De là on est parti en croisant les sujets, et notamment via les “scénarios extrêmes”. C’était le tout début où on entendait parler de la collapsologie, et en se disant peut-être que ce qui fait peur ou ce qui donne envie, ça va attirer les gens pour venir lire les études, donc on va entrer sur un angle dystopique, qui va partir des études réalisées et on va dérouler ces scénarios extrêmes pour aller vers une réalité d’application.

En gros c’était comment mettre de la communication et du marketing sur des études très techniques et scientifiques, avec des sujets émergents pour inciter à lire et à appliquer.

C’était quoi le contexte ? A l’ADEME, vous avez beaucoup d’études ?

A l’ADEME, parmi nos missions, on a aussi de produire des outils et des méthodes et explorer des sujets, donc de faire des études. Et à l’ADEME on a énormément d’études que l’on produit, que l’on écrit, on écrit des centaines d’ouvrages, expertises, avis par ans, qui sont toutes sur une magnifique médiathèque en ligne, où vous pouvez poser n’importe qu’elle question dans Google et écrire ADEME, vous êtes sûr qu’on a écrit quelque chose dessus durant ces 25 dernières années.

Cependant est ce qu’elles sont vraiment lues ? Non. Le constat qui a été fait c’est que à part, par un tout petit milieu et encore, même nous entre collègues, on ne lit pas les études qu’on produit. 

Et pourquoi passer par le côté scénario extrême ? 

Je trouvais que c’était une approche dans l’air du temps qui permettait d’interpeller. Ça pourrait être un scénario extrême ou n’importe quoi, mais ce qui me donnait envie de faire ça c’est que ça permettait d’interpeller, ou l’interpellation par le sentiment, de susciter une curiosité pour aller plus loin. Provoquer quelque chose pour donner envie de lire. 
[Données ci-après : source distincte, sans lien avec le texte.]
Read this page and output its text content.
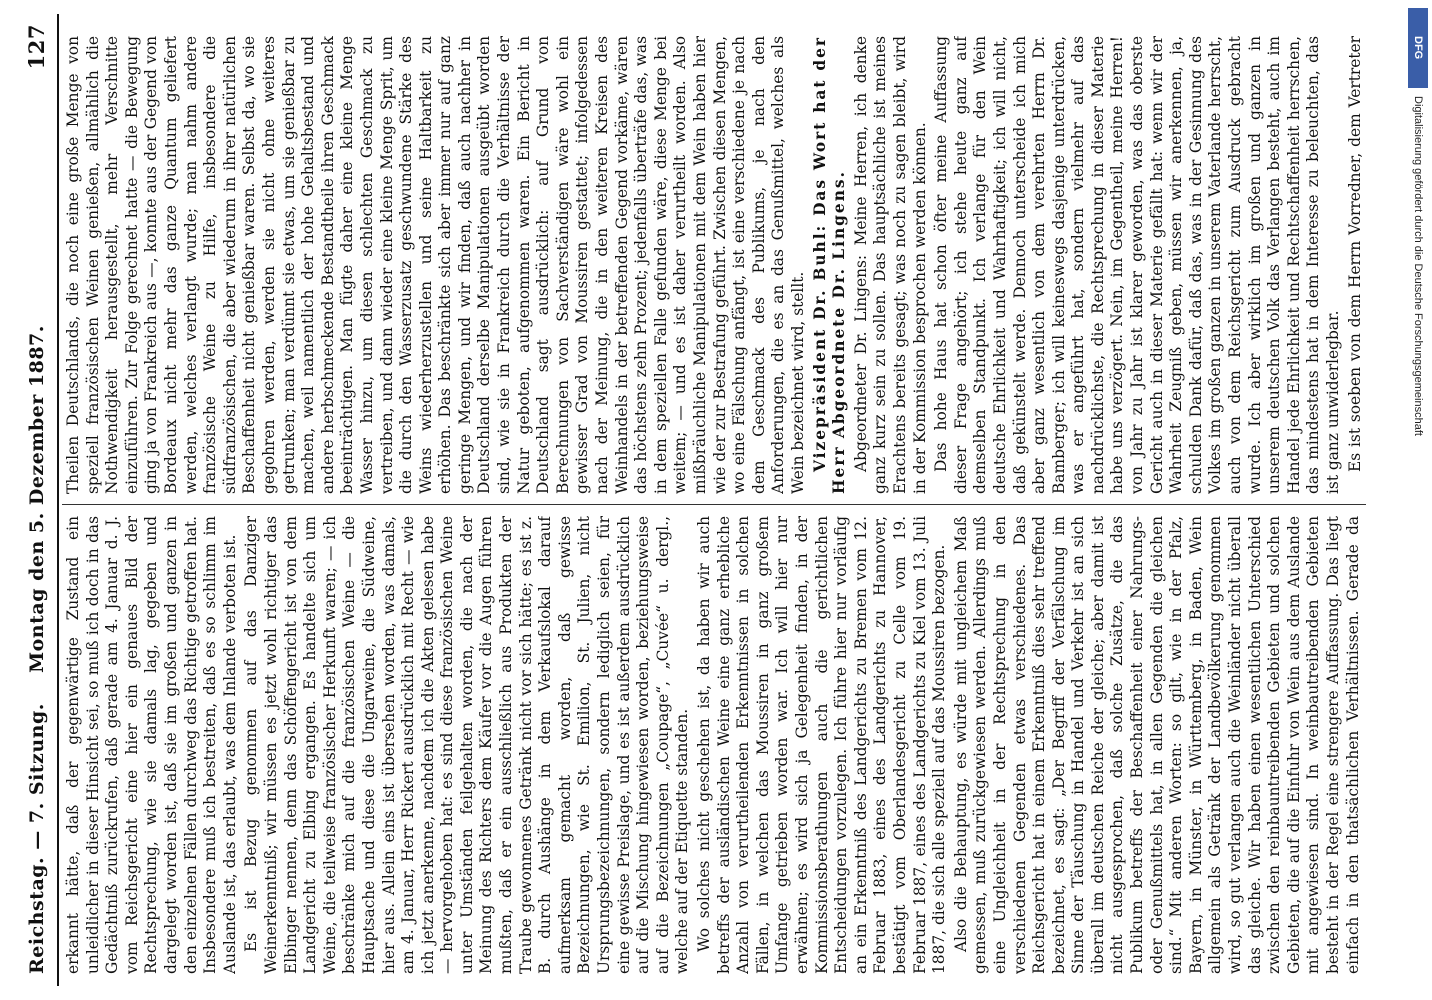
Reichstag. — 7. Sitzung.
Montag den 5. Dezember 1887.
127

erkannt hätte, daß der gegenwärtige Zustand ein unleidlicher in dieser Hinsicht sei, so muß ich doch in das Gedächtniß zurückrufen, daß gerade am 4. Januar d. J. vom Reichsgericht eine hier ein genaues Bild der Rechtsprechung, wie sie damals lag, gegeben und dargelegt worden ist, daß sie im großen und ganzen in den einzelnen Fällen durchweg das Richtige getroffen hat. Insbesondere muß ich bestreiten, daß es so schlimm im Auslande ist, das erlaubt, was dem Inlande verboten ist. Es ist Bezug genommen auf das Danziger Weinerkenntniß; wir müssen es jetzt wohl richtiger das Elbinger nennen, denn das Schöffengericht ist von dem Landgericht zu Elbing ergangen. Es handelte sich um Weine, die teilweise französischer Herkunft waren; — ich beschränke mich auf die französischen Weine — die Hauptsache und diese die Ungarweine, die Südweine, hier aus. Allein eins ist übersehen worden, was damals, am 4. Januar, Herr Rickert ausdrücklich mit Recht — wie ich jetzt anerkenne, nachdem ich die Akten gelesen habe — hervorgehoben hat: es sind diese französischen Weine unter Umständen feilgehalten worden, die nach der Meinung des Richters dem Käufer vor die Augen führen mußten, daß er ein ausschließlich aus Produkten der Traube gewonnenes Getränk nicht vor sich hätte; es ist z. B. durch Aushänge in dem Verkaufslokal darauf aufmerksam gemacht worden, daß gewisse Bezeichnungen, wie St. Emilion, St. Julien, nicht Ursprungsbezeichnungen, sondern lediglich seien, für eine gewisse Preislage, und es ist außerdem ausdrücklich auf die Mischung hingewiesen worden, beziehungsweise auf die Bezeichnungen „Coupage“, „Cuvée“ u. dergl., welche auf der Etiquette standen. Wo solches nicht geschehen ist, da haben wir auch betreffs der ausländischen Weine eine ganz erhebliche Anzahl von verurtheilenden Erkenntnissen in solchen Fällen, in welchen das Moussiren in ganz großem Umfange getrieben worden war. Ich will hier nur erwähnen; es wird sich ja Gelegenheit finden, in der Kommissionsberathungen auch die gerichtlichen Entscheidungen vorzulegen. Ich führe hier nur vorläufig an ein Erkenntniß des Landgerichts zu Bremen vom 12. Februar 1883, eines des Landgerichts zu Hannover, bestätigt vom Oberlandesgericht zu Celle vom 19. Februar 1887, eines des Landgerichts zu Kiel vom 13. Juli 1887, die sich alle speziell auf das Moussiren bezogen. Also die Behauptung, es würde mit ungleichem Maß gemessen, muß zurückgewiesen werden. Allerdings muß eine Ungleichheit in der Rechtsprechung in den verschiedenen Gegenden etwas verschiedenes. Das Reichsgericht hat in einem Erkenntniß dies sehr treffend bezeichnet, es sagt: „Der Begriff der Verfälschung im Sinne der Täuschung in Handel und Verkehr ist an sich überall im deutschen Reiche der gleiche; aber damit ist nicht ausgesprochen, daß solche Zusätze, die das Publikum betreffs der Beschaffenheit einer Nahrungs- oder Genußmittels hat, in allen Gegenden die gleichen sind.“ Mit anderen Worten: so gilt, wie in der Pfalz, Bayern, in Münster, in Württemberg, in Baden, Wein allgemein als Getränk der Landbevölkerung genommen wird, so gut verlangen auch die Weinländer nicht überall das gleiche. Wir haben einen wesentlichen Unterschied zwischen den reinbauntreibenden Gebieten und solchen Gebieten, die auf die Einfuhr von Wein aus dem Auslande mit angewiesen sind. In weinbautreibenden Gebieten besteht in der Regel eine strengere Auffassung. Das liegt einfach in den thatsächlichen Verhältnissen. Gerade da

Theilen Deutschlands, die noch eine große Menge von speziell französischen Weinen genießen, allmählich die Nothwendigkeit herausgestellt, mehr Verschnitte einzuführen. Zur Folge gerechnet hatte — die Bewegung ging ja von Frankreich aus —, konnte aus der Gegend von Bordeaux nicht mehr das ganze Quantum geliefert werden, welches verlangt wurde; man nahm andere französische Weine zu Hilfe, insbesondere die südfranzösischen, die aber wiederum in ihrer natürlichen Beschaffenheit nicht genießbar waren. Selbst da, wo sie gegohren werden, werden sie nicht ohne weiteres getrunken; man verdünnt sie etwas, um sie genießbar zu machen, weil namentlich der hohe Gehaltsbestand und andere herbschmeckende Bestandtheile ihren Geschmack beeinträchtigen. Man fügte daher eine kleine Menge Wasser hinzu, um diesen schlechten Geschmack zu vertreiben, und dann wieder eine kleine Menge Sprit, um die durch den Wasserzusatz geschwundene Stärke des Weins wiederherzustellen und seine Haltbarkeit zu erhöhen. Das beschränkte sich aber immer nur auf ganz geringe Mengen, und wir finden, daß auch nachher in Deutschland derselbe Manipulationen ausgeübt worden sind, wie sie in Frankreich durch die Verhältnisse der Natur geboten, aufgenommen waren. Ein Bericht in Deutschland sagt ausdrücklich: auf Grund von Berechnungen von Sachverständigen wäre wohl ein gewisser Grad von Moussiren gestattet; infolgedessen nach der Meinung, die in den weiteren Kreisen des Weinhandels in der betreffenden Gegend vorkäme, wären das höchstens zehn Prozent; jedenfalls überträfe das, was in dem speziellen Falle gefunden wäre, diese Menge bei weitem; — und es ist daher verurtheilt worden. Also mißbräuchliche Manipulationen mit dem Wein haben hier wie der zur Bestrafung geführt. Zwischen diesen Mengen, wo eine Fälschung anfängt, ist eine verschiedene je nach dem Geschmack des Publikums, je nach den Anforderungen, die es an das Genußmittel, welches als Wein bezeichnet wird, stellt. Vizepräsident Dr. Buhl: Das Wort hat der Herr Abgeordnete Dr. Lingens. Abgeordneter Dr. Lingens: Meine Herren, ich denke ganz kurz sein zu sollen. Das hauptsächliche ist meines Erachtens bereits gesagt; was noch zu sagen bleibt, wird in der Kommission besprochen werden können. Das hohe Haus hat schon öfter meine Auffassung dieser Frage angehört; ich stehe heute ganz auf demselben Standpunkt. Ich verlange für den Wein deutsche Ehrlichkeit und Wahrhaftigkeit; ich will nicht, daß gekünstelt werde. Dennoch unterscheide ich mich aber ganz wesentlich von dem verehrten Herrn Dr. Bamberger; ich will keineswegs dasjenige unterdrücken, was er angeführt hat, sondern vielmehr auf das nachdrücklichste, die Rechtsprechung in dieser Materie habe uns verzögert. Nein, im Gegentheil, meine Herren! von Jahr zu Jahr ist klarer geworden, was das oberste Gericht auch in dieser Materie gefällt hat: wenn wir der Wahrheit Zeugniß geben, müssen wir anerkennen, ja, schulden Dank dafür, daß das, was in der Gesinnung des Volkes im großen ganzen in unserem Vaterlande herrscht, auch von dem Reichsgericht zum Ausdruck gebracht wurde. Ich aber wirklich im großen und ganzen in unserem deutschen Volk das Verlangen besteht, auch im Handel jede Ehrlichkeit und Rechtschaffenheit herrschen, das mindestens hat in dem Interesse zu beleuchten, das ist ganz unwiderlegbar. Es ist soeben von dem Herrn Vorredner, dem Vertreter	DFG
Digitalisierung gefördert durch die Deutsche Forschungsgemeinschaft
Et aussi ce qui est intéressant avec cette idée de scénario, c’est de provoquer aussi des imaginaires et remettre quelque chose de sensoriel autour de sujets très techniques.
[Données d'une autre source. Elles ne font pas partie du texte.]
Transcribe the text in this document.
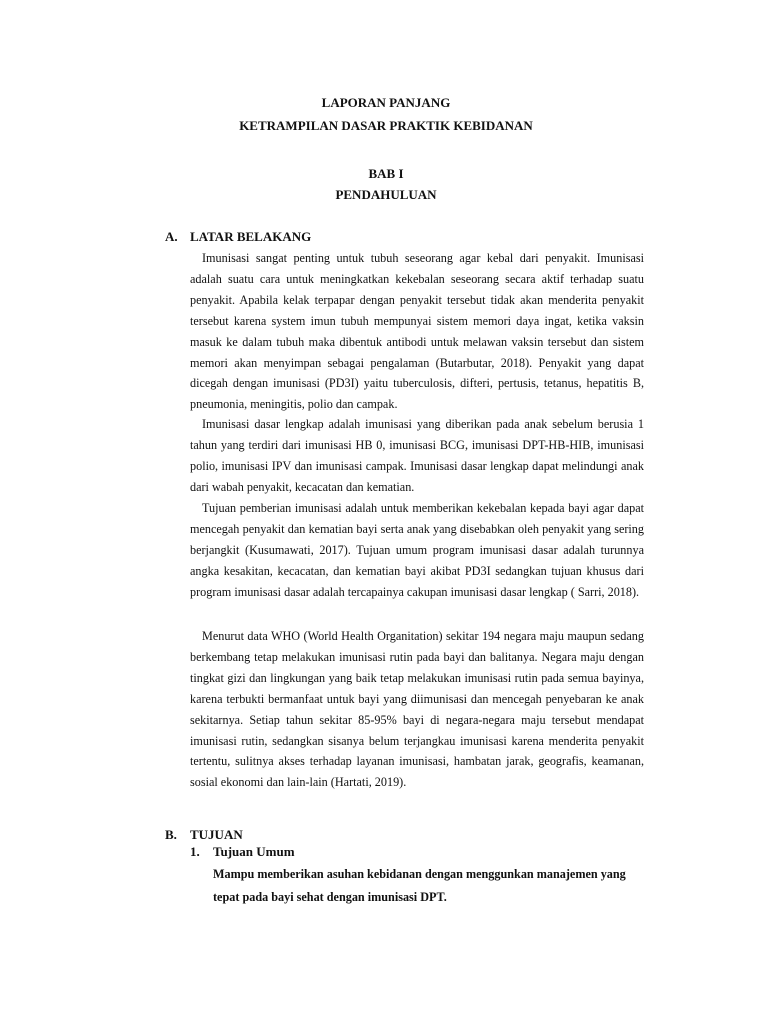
LAPORAN PANJANG
KETRAMPILAN DASAR PRAKTIK KEBIDANAN
BAB I
PENDAHULUAN
A. LATAR BELAKANG

Imunisasi sangat penting untuk tubuh seseorang agar kebal dari penyakit. Imunisasi adalah suatu cara untuk meningkatkan kekebalan seseorang secara aktif terhadap suatu penyakit. Apabila kelak terpapar dengan penyakit tersebut tidak akan menderita penyakit tersebut karena system imun tubuh mempunyai sistem memori daya ingat, ketika vaksin masuk ke dalam tubuh maka dibentuk antibodi untuk melawan vaksin tersebut dan sistem memori akan menyimpan sebagai pengalaman (Butarbutar, 2018). Penyakit yang dapat dicegah dengan imunisasi (PD3I) yaitu tuberculosis, difteri, pertusis, tetanus, hepatitis B, pneumonia, meningitis, polio dan campak.

Imunisasi dasar lengkap adalah imunisasi yang diberikan pada anak sebelum berusia 1 tahun yang terdiri dari imunisasi HB 0, imunisasi BCG, imunisasi DPT-HB-HIB, imunisasi polio, imunisasi IPV dan imunisasi campak. Imunisasi dasar lengkap dapat melindungi anak dari wabah penyakit, kecacatan dan kematian.

Tujuan pemberian imunisasi adalah untuk memberikan kekebalan kepada bayi agar dapat mencegah penyakit dan kematian bayi serta anak yang disebabkan oleh penyakit yang sering berjangkit (Kusumawati, 2017). Tujuan umum program imunisasi dasar adalah turunnya angka kesakitan, kecacatan, dan kematian bayi akibat PD3I sedangkan tujuan khusus dari program imunisasi dasar adalah tercapainya cakupan imunisasi dasar lengkap ( Sarri, 2018).

Menurut data WHO (World Health Organitation) sekitar 194 negara maju maupun sedang berkembang tetap melakukan imunisasi rutin pada bayi dan balitanya. Negara maju dengan tingkat gizi dan lingkungan yang baik tetap melakukan imunisasi rutin pada semua bayinya, karena terbukti bermanfaat untuk bayi yang diimunisasi dan mencegah penyebaran ke anak sekitarnya. Setiap tahun sekitar 85-95% bayi di negara-negara maju tersebut mendapat imunisasi rutin, sedangkan sisanya belum terjangkau imunisasi karena menderita penyakit tertentu, sulitnya akses terhadap layanan imunisasi, hambatan jarak, geografis, keamanan, sosial ekonomi dan lain-lain (Hartati, 2019).

B. TUJUAN
1. Tujuan Umum

Mampu memberikan asuhan kebidanan dengan menggunkan manajemen yang tepat pada bayi sehat dengan imunisasi DPT.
C’était quoi les différentes étapes tout au long de cette démarche ?

On a lancé un premier atelier pour tester l’idée l’année dernière au festival F.U.T.U.R.E.S,  c’était un atelier d’une demi journée où on s’est dit on va voir c’est une hypothèse, et on va tester ça auprès de gens et d’un public inconnu.
Il y avait un public professionnel mais aussi énormément de personnes qui étaient là et qui étaient non professionnelles sur le sujet. Par ce prisme d’ateliers on a fait des podcasts où on a enregistré des scénarios extrêmes, et on a voulu voir ce que ça provoquait chez les gens et si ça permettait de faire passer des messages. Messages toujours à partir des 3 études différentes qu’on avait produites.

Et ensuite on a fait une restitution, donc avec un autre groupe de gens, sur “pourquoi croiser ces études et tendre vers cette approche de curiosité sur les scénarios extrêmes. Donc ça c’était la première étape, ça avait l’air de marcher, les gens étaient content, les résultats qu’on a eu étaient plutôt bon mais comment transformer ça, cette production en outil opérationnel sur notre public cible : les collectivités et les techniciens.

Pour qu’on puisse s’adresser à notre cible il a fallu leur parler, et voir si c’était ça qui les intéressait, voir qu’est ce qu’ils en pensaient, leur montrer ce qu’on avait fait et il y a eu un certain nombre d’interviews, de questionnaires auprès des gens, qui nous ont dit “c’est hyper intéressant cette approche, mais c’est pas ce dont on a besoin”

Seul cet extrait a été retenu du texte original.